Augmentation of growth hormone secretion during puberty: Evidence for a pulse amplitude-modulated phenomenon

The augmentation of GH secretion that occurs during puberty has been attributed to changes in sex steroid levels that enhance the frequency and amplitude of GH pulses. To investigate the specific GH pulse characteristics responsible for such augmentation we analyzed the serum GH concentration profiles of 10 boys in Tanner stages I−II of sexual development (group A; aged 10 5/12−15 1/12 yr) and compared their GH pulse characteristics with those of 5 boys at Tanner stages IV−V of development (group B; aged 14 8/12−15 1/12 yr). We also reanalyzed previously reported data from 5 prepubertal boys (group C; aged 13 6/12−15 5/12 yr) before and after 10 weeks of treatment with testosterone enanthate (100 mg/4 weeks, im). Using a pulse detection algorithm that constrains the false positive pulse detection rate to less than 5% (Cluster), we found that group B boys had a significantly higher mean serum GH pulse amplitude compared to group A boys (17.1 ± 2.6 vs. 8.6 ± 1.7 ng/mL; P = 0.012), but both groups had the same mean GH pulse frequency (group B, 5.4 ± 0.5 pulses/24 h vs. group A, 5.5 ± 0.4 pulses/24 h; P > 0.05). Similar changes were found in group C boys before and after testosterone therapy; there was no significant change in GH pulse frequency (6.6 ± 0.9 before vs. 7.6 ± 0.5 pulses/24 h after treatment; P > 0.05), but there was a significant increase in the GH pulse amplitude after therapy (6.8 ± 1.6 before vs. 15.4 ± 2.4 ng/mL after treatment; P = 0.04).
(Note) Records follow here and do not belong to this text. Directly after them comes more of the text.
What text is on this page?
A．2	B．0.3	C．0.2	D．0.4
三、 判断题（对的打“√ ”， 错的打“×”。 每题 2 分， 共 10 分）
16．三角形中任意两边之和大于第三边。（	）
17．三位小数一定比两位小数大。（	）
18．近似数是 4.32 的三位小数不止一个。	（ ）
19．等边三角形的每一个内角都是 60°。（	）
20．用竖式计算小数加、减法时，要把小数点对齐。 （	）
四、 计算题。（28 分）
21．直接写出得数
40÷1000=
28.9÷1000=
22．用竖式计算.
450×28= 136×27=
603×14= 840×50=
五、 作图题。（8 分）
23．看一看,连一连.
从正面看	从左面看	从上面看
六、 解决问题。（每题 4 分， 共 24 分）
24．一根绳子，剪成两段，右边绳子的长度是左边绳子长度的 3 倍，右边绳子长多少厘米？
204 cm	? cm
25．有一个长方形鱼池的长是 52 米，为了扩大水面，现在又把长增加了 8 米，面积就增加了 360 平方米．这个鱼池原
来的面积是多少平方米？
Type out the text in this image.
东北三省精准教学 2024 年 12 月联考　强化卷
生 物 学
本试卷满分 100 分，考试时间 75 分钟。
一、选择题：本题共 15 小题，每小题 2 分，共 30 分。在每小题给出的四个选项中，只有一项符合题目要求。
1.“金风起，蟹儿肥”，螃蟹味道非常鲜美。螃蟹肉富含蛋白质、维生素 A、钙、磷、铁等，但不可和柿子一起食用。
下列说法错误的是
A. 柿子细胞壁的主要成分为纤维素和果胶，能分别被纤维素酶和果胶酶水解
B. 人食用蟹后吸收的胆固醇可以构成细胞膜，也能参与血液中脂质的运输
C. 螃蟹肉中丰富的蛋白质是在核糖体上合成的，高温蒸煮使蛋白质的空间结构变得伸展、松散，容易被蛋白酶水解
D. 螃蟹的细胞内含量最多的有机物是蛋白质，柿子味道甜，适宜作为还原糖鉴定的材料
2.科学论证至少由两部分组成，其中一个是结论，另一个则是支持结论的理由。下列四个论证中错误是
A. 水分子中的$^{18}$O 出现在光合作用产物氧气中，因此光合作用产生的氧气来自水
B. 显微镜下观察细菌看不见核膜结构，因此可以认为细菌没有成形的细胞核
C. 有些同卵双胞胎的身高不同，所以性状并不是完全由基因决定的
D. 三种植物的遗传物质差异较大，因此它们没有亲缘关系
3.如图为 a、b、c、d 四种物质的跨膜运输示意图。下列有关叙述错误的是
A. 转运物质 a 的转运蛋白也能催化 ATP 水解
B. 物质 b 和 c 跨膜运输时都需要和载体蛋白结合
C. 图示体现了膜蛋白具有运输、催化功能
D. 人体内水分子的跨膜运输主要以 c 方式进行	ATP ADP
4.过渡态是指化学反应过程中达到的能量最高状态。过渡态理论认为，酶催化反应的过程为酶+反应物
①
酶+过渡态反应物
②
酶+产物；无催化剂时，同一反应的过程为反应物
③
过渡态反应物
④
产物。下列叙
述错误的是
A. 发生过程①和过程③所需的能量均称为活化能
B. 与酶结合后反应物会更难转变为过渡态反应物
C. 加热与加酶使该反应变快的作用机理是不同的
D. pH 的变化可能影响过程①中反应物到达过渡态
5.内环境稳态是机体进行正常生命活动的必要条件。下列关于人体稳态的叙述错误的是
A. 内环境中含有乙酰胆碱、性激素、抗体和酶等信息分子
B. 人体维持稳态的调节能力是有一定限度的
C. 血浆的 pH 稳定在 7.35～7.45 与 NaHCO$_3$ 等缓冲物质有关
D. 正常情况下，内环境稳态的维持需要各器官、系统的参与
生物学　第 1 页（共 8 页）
When the 24-h GH concentration profiles were analyzed using a mathematically distinct method for the estimation of pulse amplitudes, namely the Fourier expansion time series, we confirmed a significant increase in GH pulse amplitude with later stages of puberty and androgen treatment. We conclude that the augmentation in GH secretion that occurs during either spontaneous puberty or exogenous testosterone therapy is an amplitude-modulated phenomenon, relatively independent of changes in pulse frequency. Such an effect may be secondary to the action of sex steroid hormones modulating either the responsivity of somatotrophs to endogenous GH-releasing hormone, the amount of GH-releasing hormone secreted, or the tonic inhibitory tone of somatostatin.